The most commonly spoken languages at home were Oshiwambo, spoken in 97% of households. For those 15 years and older, the literacy rate was 84.6%. In terms of education, of those 15 years and older, 57.7% had left school, 24.2% were currently at school, and 14.8% had never attended.

In 2001, the employment rate for the labor force (43% of those 15+) was 64% employed and 36% unemployed. For those 15+ years old and not in the labor force (53%), 35% were students, 41% homemakers, and 24% retired, too old, etc. According to the 2012 Namibia Labour Force Survey, unemployment in the Ohangwena Region stood at 34.6%. The two studies are methodologically not comparable.
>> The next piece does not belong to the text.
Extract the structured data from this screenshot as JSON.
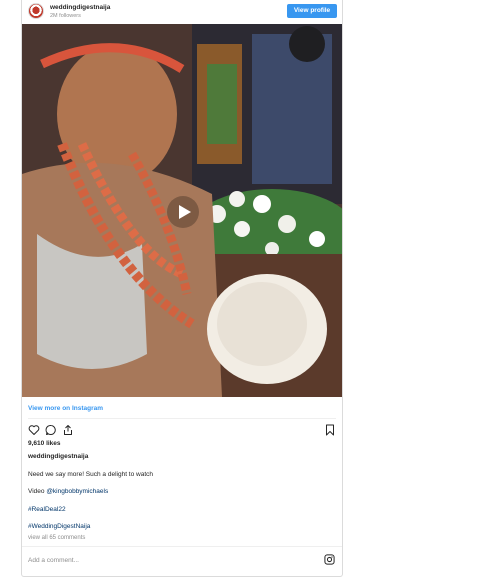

Among households, 84.3% had access to safe water but only 38.3% to improved sanitation (toilet facilities). 20.7% of the households have electricity for lighting, and 83.2% have wood or charcoal for cooking. In terms of households' main sources of income, 22.1% derived it from farming, 24.9% from wages and salaries, 10.5% from business or non-farming, and 23.8% from old-age pension.

==Villages==
- Eehongo
- Okahenge
- Oupili is situated in the Oshikunde constituency and approximately 30 km from Okongo
- Omukukutu is a village in Epembe Constituency, located some 12 km from the main tar road from Eenhana to Okongo along a two-track gravel road with relatively thick sand. The distance from Eenhana to the turnoff from the main tar road is just under 40 km.
- Omundaungilo is a settlement area, not officially proclaimed, but regarded as the de facto capital of Omundaungilo Constituency. Omundaungilo is located about 15 km north of the main tar road from Eenhana to Okongo; the turnoff is about 40 km east of Eenhana. The San community lived on the outskirts of the settlement in an area called Omiishi in Oshikwanyama and N!u10 in the local! Xun dialect.
- Onane, a village in Okongo Constituency, is located about 12 km from the main tar road from Okongo to the Okongo Community Forest and Conservancy and on to Rundu. Onane is reached via a two-track gravel/sand road (primarily gravel, with relatively thick sand in parts). The distance along the tar road from Okongo to the turnoff to Onane village is approximately 30 km.
- Ouholamo is a neighbourhood of the town of Eenhana. Located on the eastern outskirts of the town, Ouholamo is reached via a small sandy track through the bush.
- Ouhongo in Engela constituency is located on the western outskirts of Helao Nafidi town council in Engela. It shares its borders with Engela, Omatunda, Onghala, and Onambango.
- Onamwilwa in Ohangwena constituency is located on the eastern outskirts of Helao Nafidi Town Council. It shares its border with Omungholyo waShikolalye, Onekwaya, Ohangwena ya Amoni, and Eemboo villages.